ITEM: That Internet Is Fast! On Feb. 9, it was revealed that Rep. Chris Lee (R-State of Witlessness/NY) had posted a shirtless photo of himself on a dating website indicating that he was 39 and divorced. Lee is mid fortyish and married. Within a few hours, Lee announced his immediate resignation from the Congress. Ironic: Lee held the seat held by Eric Massa, who also resigned due to sexual impropriety involving tickling male aides. I wonder if any “non-petroleum oil” was involved? This sounds like a job for the EPA! Interesting: Instead of dissembling, hanging on and being protected by Nancy Pelosi ala Charles Rangel, a morally compromised Republican is out so fast his hat has yet to settle to the ground. That’s change we can believe in.

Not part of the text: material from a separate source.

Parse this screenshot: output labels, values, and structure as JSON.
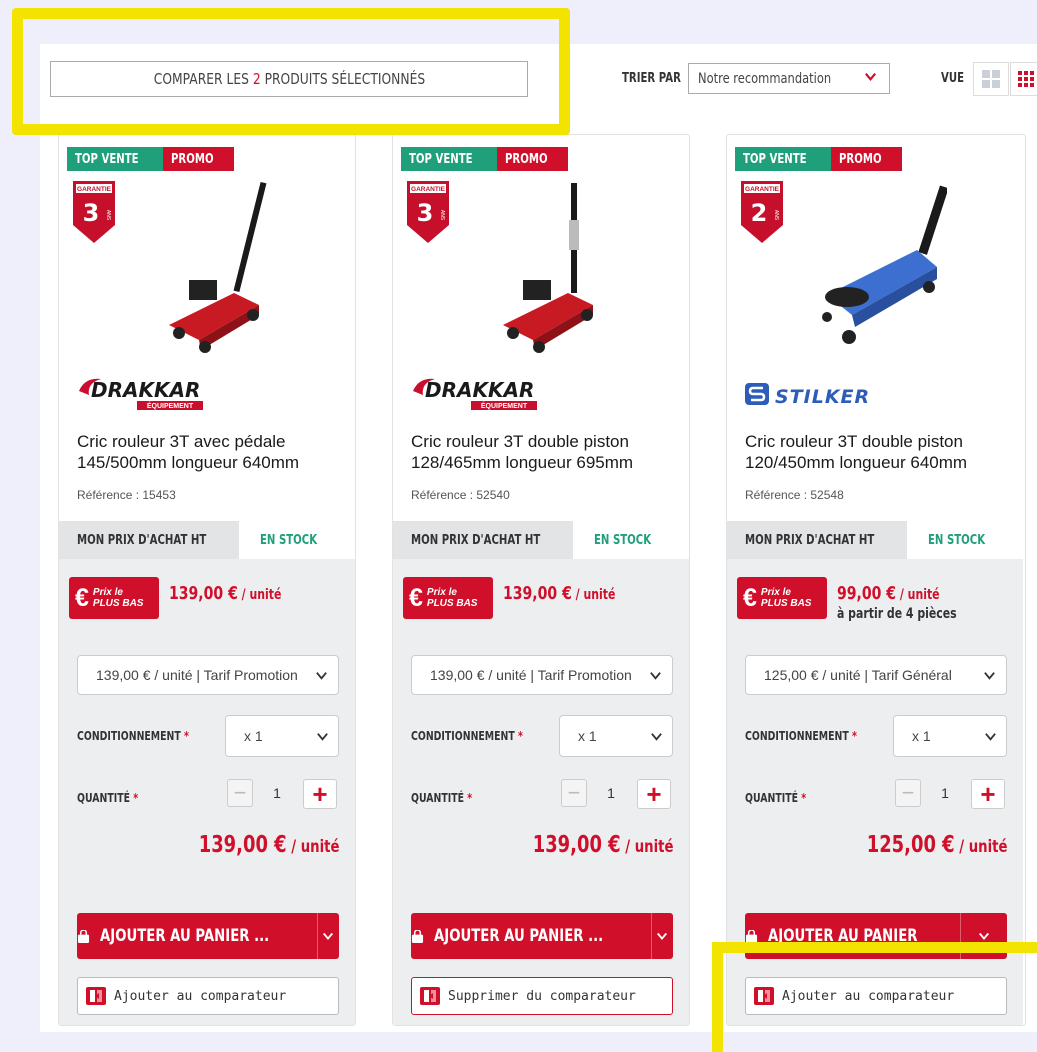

ITEM: "Hell Freezes Over As Pigs Fly!" department. During a Capital Hill hearing on Feb. 9, Rep. Paul Ryan (R-Wisconsin) asked Federal Reserve Chairman Ben Bernanke if he agreed that cutting spending is the best way to stimulate growth. Mr. Bernanke replied: “That’s correct.” Knock the nation over with a feather. Was the Bernanke we’ve seen prior to this report the evil Bernanke brother? Does he have a sinister mustache and goatee?

ITEM: Pig Not Only Fly, But Dive-Bomb! In a New York Times(!) article about bias among psychologists printed on Feb. 7 (here), Jonathan Haidt polled those present at the annual conference of the Society for Personality and Social Psychology to determine their political affiliation. Haidt, a social psychologist at the University of Virginia, asked for a show of hands to indicate how many were politically liberal, producing a thicket of hands that he estimated as 80% of the 1000 psychologists in attendance. Asking for centrists and libertarians, he observed less than three dozen. Conservatives? Three. “This is a statistically impossible lack of diversity,” Haidt observed, and noted that approximately 40% of the population self-identifies as conservative and only 20%, liberal. This couldn’t be supportive of the proposition that overwhelming liberal bias exists in academia and psychology, could it? Naaaah. Haidt also asked the conference how many liberal psychologists it takes to change a lightbulb. Answer: Only one, but the lightbulb has to really want to change and produce jobs via high-speed rail.

ITEM: First Lady Michelle Obama recently addressed two of the most vexing problems facing America. Obesity? Nutrition? Hardly. Barack Obama does not dye his hair and has stopped smoking. It’s lighting, you see, that makes his hair gray one day and black the next. And as for smoking, Mrs. Obama knows he has stopped because she hasn’t see him light up. But of course.

And on that definitive, unassailable note, thanks for dropping by, and I’ll see you next Thursday! Hey, who you gonna believe? Mrs. Obama or your own lyin' eyes?